To facilitate harmonizing the IEEE and IEC work, IEEE C37.118 was split into two parts before further development. Part one focused on the metrology of synchrophasor measurements and added requirements for dynamic operating conditions, frequency, and rate of change of frequency. Part two focused on defining the protocol’s binary data format. Both revisions were completed in 2011. Although part two added new communication functionality, such as a new configuration frame format, its development was limited so that it would be backwards compatible with the original, then widely deployed, 2005 standard.

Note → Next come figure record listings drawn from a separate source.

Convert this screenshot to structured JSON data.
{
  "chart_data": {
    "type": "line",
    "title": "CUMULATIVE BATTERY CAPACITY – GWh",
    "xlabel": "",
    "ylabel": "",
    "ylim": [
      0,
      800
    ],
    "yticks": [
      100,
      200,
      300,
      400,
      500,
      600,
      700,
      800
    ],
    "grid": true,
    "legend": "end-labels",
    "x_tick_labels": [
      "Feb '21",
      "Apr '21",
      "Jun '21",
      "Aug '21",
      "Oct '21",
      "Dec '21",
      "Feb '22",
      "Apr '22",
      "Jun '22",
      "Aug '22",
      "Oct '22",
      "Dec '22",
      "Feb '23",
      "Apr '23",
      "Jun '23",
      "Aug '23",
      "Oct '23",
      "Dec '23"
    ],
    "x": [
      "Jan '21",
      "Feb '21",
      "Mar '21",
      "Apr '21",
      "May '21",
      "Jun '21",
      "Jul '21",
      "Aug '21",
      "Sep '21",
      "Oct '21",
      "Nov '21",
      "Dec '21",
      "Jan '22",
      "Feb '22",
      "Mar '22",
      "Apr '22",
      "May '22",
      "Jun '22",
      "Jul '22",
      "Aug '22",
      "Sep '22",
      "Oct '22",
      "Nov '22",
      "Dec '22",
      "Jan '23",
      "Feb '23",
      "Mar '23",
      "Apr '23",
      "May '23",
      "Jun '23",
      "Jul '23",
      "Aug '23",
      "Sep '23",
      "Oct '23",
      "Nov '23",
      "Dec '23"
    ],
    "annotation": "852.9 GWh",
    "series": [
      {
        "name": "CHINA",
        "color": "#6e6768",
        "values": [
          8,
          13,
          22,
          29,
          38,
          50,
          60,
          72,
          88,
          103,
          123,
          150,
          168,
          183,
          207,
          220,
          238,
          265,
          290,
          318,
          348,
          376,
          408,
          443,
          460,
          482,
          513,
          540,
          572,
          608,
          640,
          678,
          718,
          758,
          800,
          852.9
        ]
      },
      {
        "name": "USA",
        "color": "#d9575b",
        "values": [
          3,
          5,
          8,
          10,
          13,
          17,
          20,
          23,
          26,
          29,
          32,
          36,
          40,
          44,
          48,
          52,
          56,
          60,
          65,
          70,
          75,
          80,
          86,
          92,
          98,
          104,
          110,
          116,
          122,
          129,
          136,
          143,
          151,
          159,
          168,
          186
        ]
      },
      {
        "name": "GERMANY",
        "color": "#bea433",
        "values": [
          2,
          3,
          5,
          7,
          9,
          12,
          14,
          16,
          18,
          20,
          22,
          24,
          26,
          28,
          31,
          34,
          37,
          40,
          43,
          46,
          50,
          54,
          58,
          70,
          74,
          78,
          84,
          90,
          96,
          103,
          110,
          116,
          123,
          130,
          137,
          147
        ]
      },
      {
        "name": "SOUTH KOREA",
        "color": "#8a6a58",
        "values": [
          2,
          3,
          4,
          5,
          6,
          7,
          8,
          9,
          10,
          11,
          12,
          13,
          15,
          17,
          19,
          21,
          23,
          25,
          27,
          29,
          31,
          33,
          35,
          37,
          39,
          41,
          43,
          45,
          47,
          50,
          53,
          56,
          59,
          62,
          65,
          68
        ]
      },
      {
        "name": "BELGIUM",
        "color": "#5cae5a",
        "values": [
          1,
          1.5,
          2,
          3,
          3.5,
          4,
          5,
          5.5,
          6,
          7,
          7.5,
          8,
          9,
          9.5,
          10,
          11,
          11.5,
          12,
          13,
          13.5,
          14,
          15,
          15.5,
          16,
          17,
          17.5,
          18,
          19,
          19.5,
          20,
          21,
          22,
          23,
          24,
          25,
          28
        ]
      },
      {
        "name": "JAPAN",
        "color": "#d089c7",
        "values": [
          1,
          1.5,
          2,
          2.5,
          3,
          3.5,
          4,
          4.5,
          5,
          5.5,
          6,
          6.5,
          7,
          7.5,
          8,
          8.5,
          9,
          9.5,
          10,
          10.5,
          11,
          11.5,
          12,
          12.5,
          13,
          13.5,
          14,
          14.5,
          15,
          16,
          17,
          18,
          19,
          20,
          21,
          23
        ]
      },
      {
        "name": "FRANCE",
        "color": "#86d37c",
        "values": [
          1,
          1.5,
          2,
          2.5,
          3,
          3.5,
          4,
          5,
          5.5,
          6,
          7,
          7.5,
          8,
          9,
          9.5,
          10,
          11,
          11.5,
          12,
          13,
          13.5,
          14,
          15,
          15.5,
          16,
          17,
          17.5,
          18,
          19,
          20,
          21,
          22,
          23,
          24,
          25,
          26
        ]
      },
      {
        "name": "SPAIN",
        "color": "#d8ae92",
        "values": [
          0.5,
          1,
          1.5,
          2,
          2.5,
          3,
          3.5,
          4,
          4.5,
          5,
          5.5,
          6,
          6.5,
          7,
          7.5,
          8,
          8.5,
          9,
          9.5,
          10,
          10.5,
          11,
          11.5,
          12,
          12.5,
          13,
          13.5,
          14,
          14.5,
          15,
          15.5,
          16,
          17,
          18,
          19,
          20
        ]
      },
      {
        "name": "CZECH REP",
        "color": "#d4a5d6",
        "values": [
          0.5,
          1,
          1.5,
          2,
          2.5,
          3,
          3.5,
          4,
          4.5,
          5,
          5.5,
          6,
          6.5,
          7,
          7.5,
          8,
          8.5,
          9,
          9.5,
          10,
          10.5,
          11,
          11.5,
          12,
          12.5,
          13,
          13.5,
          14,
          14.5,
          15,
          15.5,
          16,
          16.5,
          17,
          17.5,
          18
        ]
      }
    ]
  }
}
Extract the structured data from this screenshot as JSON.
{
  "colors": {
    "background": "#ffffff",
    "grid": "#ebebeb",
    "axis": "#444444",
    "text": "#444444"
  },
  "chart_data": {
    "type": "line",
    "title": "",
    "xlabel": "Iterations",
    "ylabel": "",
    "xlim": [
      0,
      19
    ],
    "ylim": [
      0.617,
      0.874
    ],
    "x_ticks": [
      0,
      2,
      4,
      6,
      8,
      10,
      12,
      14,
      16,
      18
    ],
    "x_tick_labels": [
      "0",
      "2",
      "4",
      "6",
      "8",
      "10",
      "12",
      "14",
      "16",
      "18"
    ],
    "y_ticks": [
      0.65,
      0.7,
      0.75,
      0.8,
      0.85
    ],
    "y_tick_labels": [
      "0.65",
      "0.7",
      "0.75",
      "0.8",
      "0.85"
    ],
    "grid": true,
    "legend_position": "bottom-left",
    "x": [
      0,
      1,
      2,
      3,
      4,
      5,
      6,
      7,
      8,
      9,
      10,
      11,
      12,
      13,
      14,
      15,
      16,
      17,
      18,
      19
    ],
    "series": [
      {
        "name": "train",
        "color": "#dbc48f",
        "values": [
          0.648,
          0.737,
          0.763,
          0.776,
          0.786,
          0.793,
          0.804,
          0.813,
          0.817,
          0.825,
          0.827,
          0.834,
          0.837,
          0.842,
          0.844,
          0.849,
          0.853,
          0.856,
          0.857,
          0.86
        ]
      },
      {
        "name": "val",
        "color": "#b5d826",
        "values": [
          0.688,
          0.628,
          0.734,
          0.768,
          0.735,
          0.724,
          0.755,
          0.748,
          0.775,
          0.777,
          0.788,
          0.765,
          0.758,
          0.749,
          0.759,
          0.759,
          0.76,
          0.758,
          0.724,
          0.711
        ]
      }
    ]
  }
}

The IEC 61850 90 5 technical report was completed in 2012. Given what at the time was the ubiquitous use of IEEE C37.118, the IEC standard included technical documents to facilitate migration from IEEE C37.118 to 90-5. These documents addressed updates to the IEC 61850-6 standard so that the existing IEEE C37.118 configuration frame could be used to define measurements being published in 90-5. The documents also included information on the use of Generic Object-Oriented Substation Event (GOOSE) messages and Sampled Values for synchrophasor data as prescribed in the umbrella IEC 61850 standard. The first implementation of the IEC TR 61850 90 5 protocol was deployed at PG&E between GE Multilin N60 and openPDC systems.
As your question infers, the 90-5 protocol allows for native 61850 protocol options for defining the configuration, e.g., names and sequences of values defined in a data frame using Substation Control Language (SCL) as described in IEC 61850-6-1. However, to support transitional environments for synchrophasor implementations wanting to switch from IEEE C37.118 to IEC TR 61850 90 5, many 90-5 protocol implementations also support use of the IEEE C37.118.2-2011 configuration frame and a limited set of the IEEE C37.118.2-2011 command frame functionality. Use of IEEE configuration/command frames was established per an implementation agreement that was created during the initial development and deployment of 90-5.
GPA developed its .NET based 90-5 implementation inspired by an open source C version that was made available by SISCO. Since at the time of development none of the “native” 90-5 protocol options for configuration were available as part of the SISCO open source code, GPA leveraged the implementation agreement which allowed for transitional the use of standard IEEE C37.118 configuration frames and command frames.
Today the GPA implementation of 90-5 still operates in the “transitional support mode” with the hybrid C37.118 configuration and command frames. To date we have had no requests to update the 90-5 implementation to use the native configuration features - perhaps because in the U.S., IEEE C37.118 remains the dominant protocol for synchrophasor transport. However, if you would like to add native configuration options, the code is open source and we do accept community contributions
Hope that helps!